Recovery efficiencies of nucleic acid extraction kits as measured by quantitative LightCyclerTM PCR

Abstract

Aims—To compare the efficiency of five nucleic acid extraction kits for processing clinical material for the diagnosis of infection.

Methods—Five nucleic acid extraction kits for processing clinical material for the diagnosis of infection were compared for their relative efficiencies in purifying and recovering either viral DNA or RNA from serum samples. Quantitative polymerase chain reaction (PCR) assays for hepatitis B virus (HBV) DNA and hepatitis C virus (HCV) RNA were performed on the LightCyclerTM instrument to determine the relative concentrations of the viral nucleic acids recovered by the various protocols.

Results—Large differences between kits in recovery efficiencies were observed for HBV DNA, with those protocols using enzyme digestion in addition to chaotropic solutions performing better than those using chemical disruption alone.

Conclusions—There were large differences between the kits and it appeared that those extraction kits containing a proteolytic enzyme and carrier nucleic acid (and that are supplied RNase free) have the widest potential application in the routine microbiology laboratory.

Keywords: quantitative polymerase chain reaction, LightCyclerTM, hepatitis B virus DNA, hepatitis C virus RNA

The detection of microbial nucleic acid for the diagnosis of infection is dependent on the successful separation of nucleic acid from clinical material. Clinical material usually contains numerous molecules that are inhibitory for the enzymes used in nucleic acid amplification techniques, such as Taq polymerase in the polymerase chain reaction (PCR). Some inhibitory compounds are well recognised and may be inherent—for example, haemoglobin in whole blood—or introduced to the clinical material, as with heparin and nucleic acid extraction reagents, which might not be removed efficiently from the extracted nucleic acid.
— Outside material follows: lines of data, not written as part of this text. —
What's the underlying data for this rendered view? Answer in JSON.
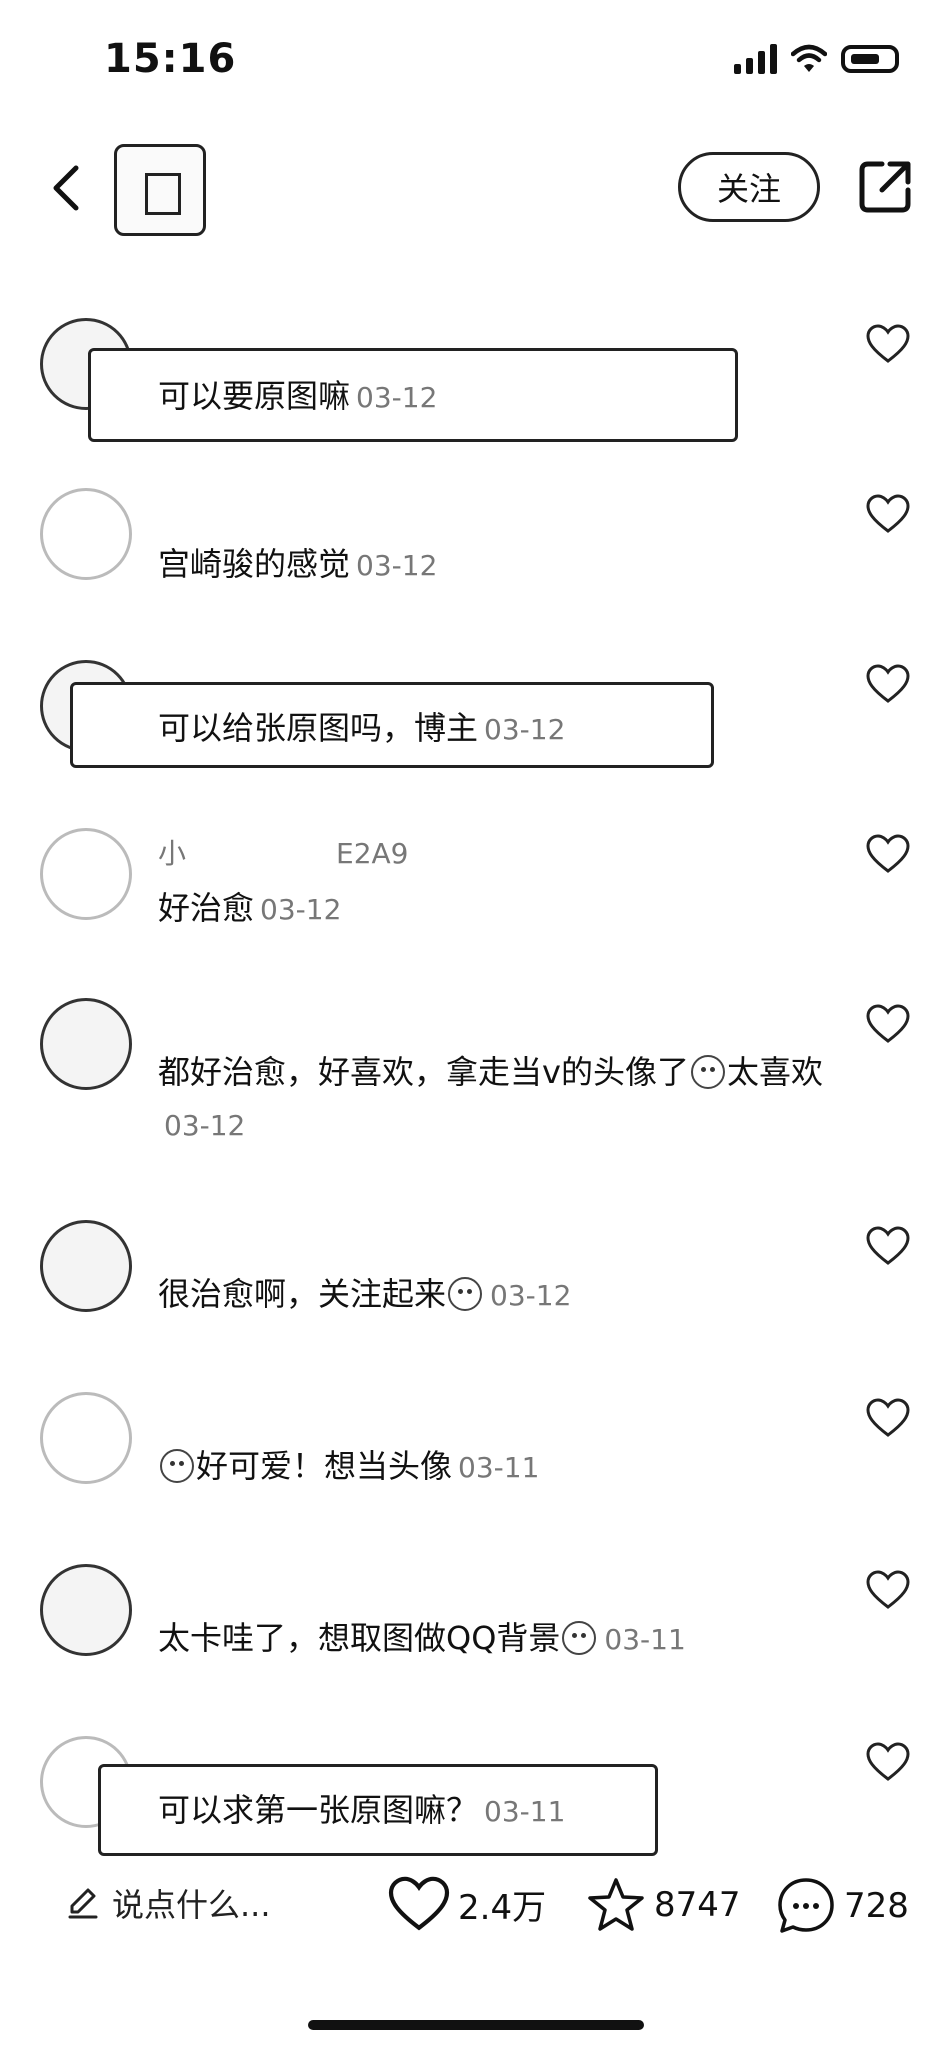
{
  "status_bar": {
    "time": "15:16",
    "icons": [
      "signal-icon",
      "wifi-icon",
      "battery-icon"
    ]
  },
  "header": {
    "follow_label": "关注"
  },
  "comments": [
    {
      "user": "",
      "text": "可以要原图嘛",
      "time": "03-12"
    },
    {
      "user": "",
      "text": "宫崎骏的感觉",
      "time": "03-12"
    },
    {
      "user": "",
      "text": "可以给张原图吗，博主",
      "time": "03-12"
    },
    {
      "user": "小",
      "user_tail": "E2A9",
      "text": "好治愈",
      "time": "03-12"
    },
    {
      "user": "",
      "text_a": "都好治愈，好喜欢，拿走当v的头像了",
      "text_b": "太喜欢",
      "time": "03-12"
    },
    {
      "user": "",
      "text": "很治愈啊，关注起来",
      "time": "03-12"
    },
    {
      "user": "",
      "text": "好可爱！想当头像",
      "time": "03-11"
    },
    {
      "user": "",
      "text": "太卡哇了，想取图做QQ背景",
      "time": "03-11"
    },
    {
      "user": "",
      "text": "可以求第一张原图嘛？",
      "time": "03-11"
    }
  ],
  "bottom_bar": {
    "input_placeholder": "说点什么...",
    "likes": "2.4万",
    "favorites": "8747",
    "comments": "728"
  }
}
Early nucleic acid amplification protocols often used the classic technique of phenol chloroform separation of nucleic acid from protein, or described crude sample preparation techniques, such as boiling of clinical material to denature proteins and disrupt virions.1, 2 These methods require hazardous chemicals or are limited in their abilities to process diverse types of clinical materials, and are generally unsuited to routine use in clinical laboratories. The growth of nucleic acid detection in diagnostic laboratories has relied on the use of commercial kits for specimen preparation. These may be designed and marketed for specific applications, such as the isolation of hepatitis C RNA from cell free blood, or be more general in that protocols are supplied for the processing of a range of biological material for viral RNA or DNA.
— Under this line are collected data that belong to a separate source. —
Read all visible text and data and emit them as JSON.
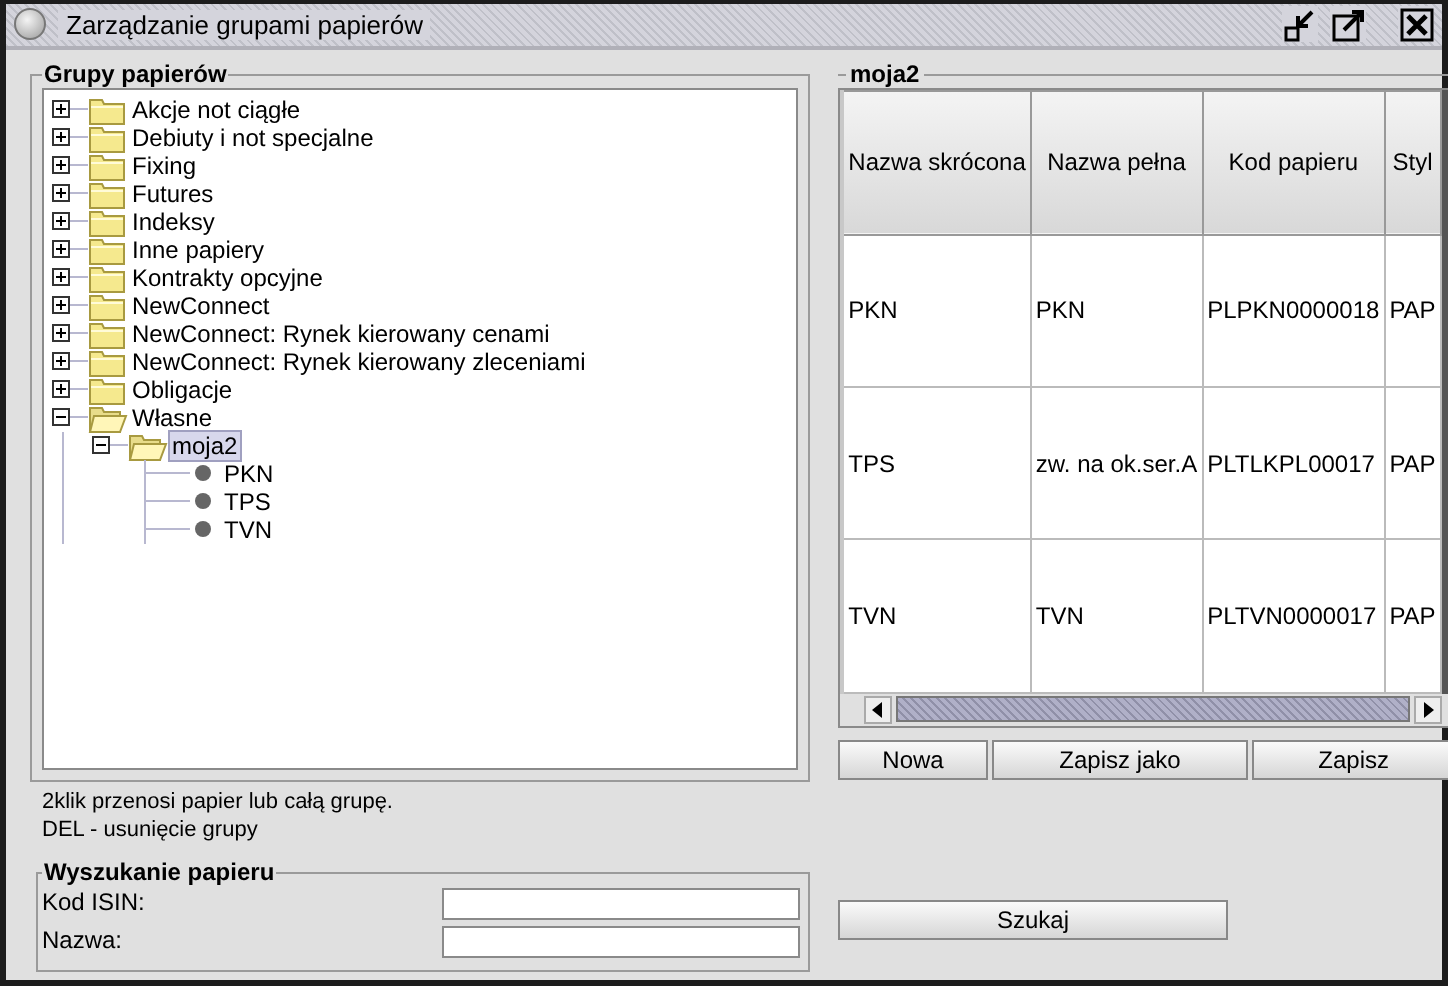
{
  "window": {
    "title": "Zarządzanie grupami papierów"
  },
  "groups_panel": {
    "title": "Grupy papierów",
    "tree": [
      {
        "label": "Akcje not ciągłe",
        "kind": "folder",
        "expanded": false,
        "selected": false
      },
      {
        "label": "Debiuty i not specjalne",
        "kind": "folder",
        "expanded": false,
        "selected": false
      },
      {
        "label": "Fixing",
        "kind": "folder",
        "expanded": false,
        "selected": false
      },
      {
        "label": "Futures",
        "kind": "folder",
        "expanded": false,
        "selected": false
      },
      {
        "label": "Indeksy",
        "kind": "folder",
        "expanded": false,
        "selected": false
      },
      {
        "label": "Inne papiery",
        "kind": "folder",
        "expanded": false,
        "selected": false
      },
      {
        "label": "Kontrakty opcyjne",
        "kind": "folder",
        "expanded": false,
        "selected": false
      },
      {
        "label": "NewConnect",
        "kind": "folder",
        "expanded": false,
        "selected": false
      },
      {
        "label": "NewConnect: Rynek kierowany cenami",
        "kind": "folder",
        "expanded": false,
        "selected": false
      },
      {
        "label": "NewConnect: Rynek kierowany zleceniami",
        "kind": "folder",
        "expanded": false,
        "selected": false
      },
      {
        "label": "Obligacje",
        "kind": "folder",
        "expanded": false,
        "selected": false
      },
      {
        "label": "Własne",
        "kind": "folder",
        "expanded": true,
        "selected": false,
        "children": [
          {
            "label": "moja2",
            "kind": "folder",
            "expanded": true,
            "selected": true,
            "children": [
              {
                "label": "PKN",
                "kind": "leaf",
                "selected": false
              },
              {
                "label": "TPS",
                "kind": "leaf",
                "selected": false
              },
              {
                "label": "TVN",
                "kind": "leaf",
                "selected": false
              }
            ]
          }
        ]
      }
    ]
  },
  "hints": [
    "2klik przenosi papier lub całą grupę.",
    "DEL - usunięcie grupy"
  ],
  "search_panel": {
    "title": "Wyszukanie papieru",
    "fields": [
      {
        "label": "Kod ISIN:"
      },
      {
        "label": "Nazwa:"
      }
    ]
  },
  "group_panel": {
    "title": "moja2",
    "table": {
      "columns": [
        "Nazwa skrócona",
        "Nazwa pełna",
        "Kod papieru",
        "Styl"
      ],
      "rows": [
        [
          "PKN",
          "PKN",
          "PLPKN0000018",
          "PAP"
        ],
        [
          "TPS",
          "zw. na ok.ser.A",
          "PLTLKPL00017",
          "PAP"
        ],
        [
          "TVN",
          "TVN",
          "PLTVN0000017",
          "PAP"
        ]
      ]
    },
    "buttons": [
      "Nowa",
      "Zapisz jako",
      "Zapisz"
    ],
    "search_button": "Szukaj"
  }
}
Many of the most popular kits use spin column technology because, in general, this approach is easily integrated into laboratories with standard equipment. These protocols and reagents can also be adapted to allow high throughput testing with the use of automated robotic liquid handling. In general, nucleic acid is released from virus particles and also, in some cases, from cells and tissue using chaotropic solutions to denature proteins and release nucleic acid; this chemical process is in some cases augmented by digestion with proteinases. The separation of nucleic acid from other components is achieved by temporary non-specific adsorption to a matrix of silica particles held within a disposable plastic column. High salt concentration washes remove proteins and low molecular weight compounds, and the subsequent application of a low salt concentration buffer elutes the purified nucleic acid in a form suitable for enzymatic processes.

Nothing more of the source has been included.